Aljoša Pužar (Rijeka, 1974.)  

culturologist, writer and social critic


From the moment my beloved grannies left this world, I was not the smartest, the prettiest, the funniest any more, nor the most profound creature that walked the Earth. That left a huge space of doubts, egotistic misery and hasted self-reinventions. I tried to do the latter in several countries. Airports, that used to scare me crazy, turned into my sweet almost-homes. The result is soft-boiled. But, what works perfectly for my breakfast eggs is yet to be proved useful for my life.

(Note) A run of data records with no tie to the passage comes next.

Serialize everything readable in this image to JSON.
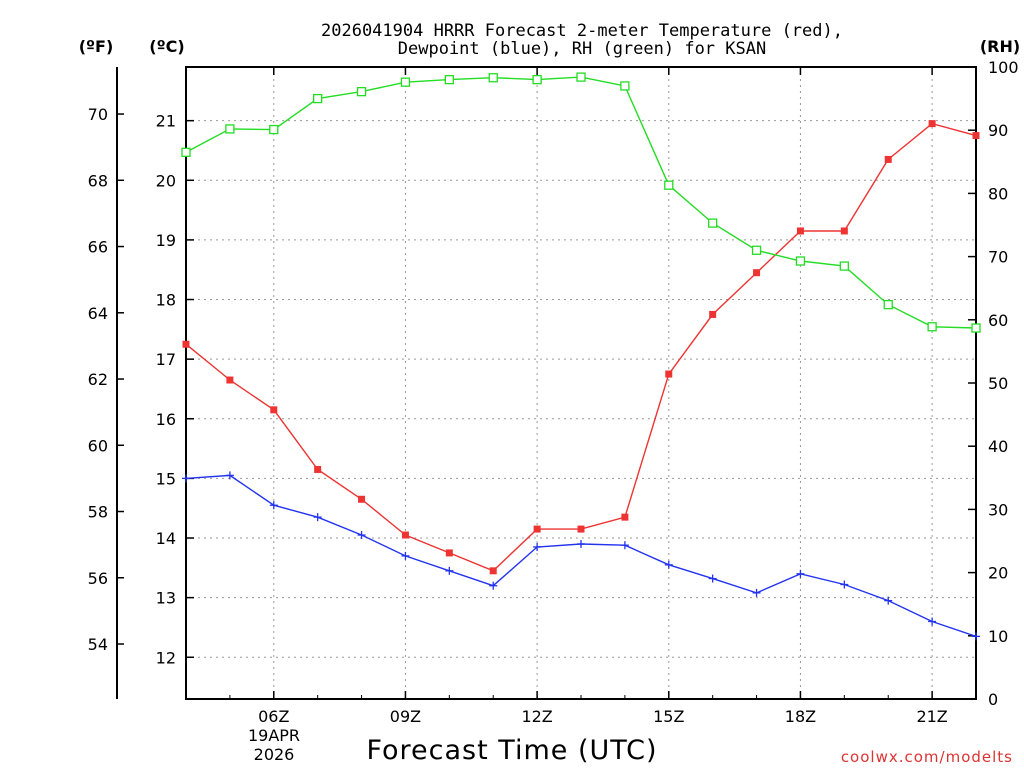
{
  "chart_data": {
    "type": "line",
    "title_line1": "2026041904 HRRR Forecast 2-meter Temperature (red),",
    "title_line2": "Dewpoint (blue), RH (green) for KSAN",
    "xlabel": "Forecast Time (UTC)",
    "credit": "coolwx.com/modelts",
    "axis_labels": {
      "fahrenheit": "(ºF)",
      "celsius": "(ºC)",
      "rh": "(RH)"
    },
    "x_hours": [
      4,
      5,
      6,
      7,
      8,
      9,
      10,
      11,
      12,
      13,
      14,
      15,
      16,
      17,
      18,
      19,
      20,
      21,
      22
    ],
    "x_ticks": [
      {
        "hour": 6,
        "label": "06Z"
      },
      {
        "hour": 9,
        "label": "09Z"
      },
      {
        "hour": 12,
        "label": "12Z"
      },
      {
        "hour": 15,
        "label": "15Z"
      },
      {
        "hour": 18,
        "label": "18Z"
      },
      {
        "hour": 21,
        "label": "21Z"
      }
    ],
    "date_line1": "19APR",
    "date_line2": "2026",
    "xlim": [
      4,
      22
    ],
    "c_ylim": [
      11.3,
      21.9
    ],
    "rh_ylim": [
      0,
      100
    ],
    "c_ticks": [
      "12",
      "13",
      "14",
      "15",
      "16",
      "17",
      "18",
      "19",
      "20",
      "21"
    ],
    "f_ticks": [
      "54",
      "56",
      "58",
      "60",
      "62",
      "64",
      "66",
      "68",
      "70"
    ],
    "rh_ticks": [
      "0",
      "10",
      "20",
      "30",
      "40",
      "50",
      "60",
      "70",
      "80",
      "90",
      "100"
    ],
    "series": [
      {
        "name": "Temperature",
        "unit": "C",
        "color": "#ee3333",
        "marker": "filled-square",
        "values": [
          17.25,
          16.65,
          16.15,
          15.15,
          14.65,
          14.05,
          13.75,
          13.45,
          14.15,
          14.15,
          14.35,
          16.75,
          17.75,
          18.45,
          19.15,
          19.15,
          20.35,
          20.95,
          20.75
        ]
      },
      {
        "name": "Dewpoint",
        "unit": "C",
        "color": "#2233ee",
        "marker": "plus",
        "values": [
          15.0,
          15.05,
          14.55,
          14.35,
          14.05,
          13.7,
          13.45,
          13.2,
          13.85,
          13.9,
          13.88,
          13.55,
          13.32,
          13.08,
          13.4,
          13.22,
          12.95,
          12.6,
          12.35
        ]
      },
      {
        "name": "RH",
        "unit": "%",
        "color": "#22dd22",
        "marker": "open-square",
        "values": [
          86.5,
          90.2,
          90.1,
          95.0,
          96.1,
          97.6,
          98.0,
          98.3,
          98.0,
          98.4,
          97.0,
          81.3,
          75.3,
          71.0,
          69.3,
          68.5,
          62.4,
          58.9,
          58.7
        ]
      }
    ]
  }
}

I am a professor, but no miraculous inventions implied; I have titles, but they are not noble; I write books too, but not the popular ones (except among grandmothers); I like to cook, but failing in diets; I sing like a nightingale (with laryngitis); I fall in love passionately, yet I am too heavy to climb any balconies. I need help. Especially with semi-colons.

 

Tanja Tarbuk (Zagreb, 1961.)

translator

 

Literary translations of Portuguese authors are my vocation, not just my profession. I have been systematically doing this impossible task – translation – to bring the audience closer to the culture of one interesting, slightly forgotten nation, set close between Europe and the Atlantic; the face which Europe is showing to the ocean, as once Pessoa, their greatest contemporary poet, said. I discovered Portugal back in 1984 during a school trip, in the times when real fado taverns still existed. Since then, I have been studying their language and literature with a lusophilic enthusiasm; I have studied there, fallen in love, enjoyed in good company and wine, and I repeatedly return to that country which builds its philosophy on eternal longing.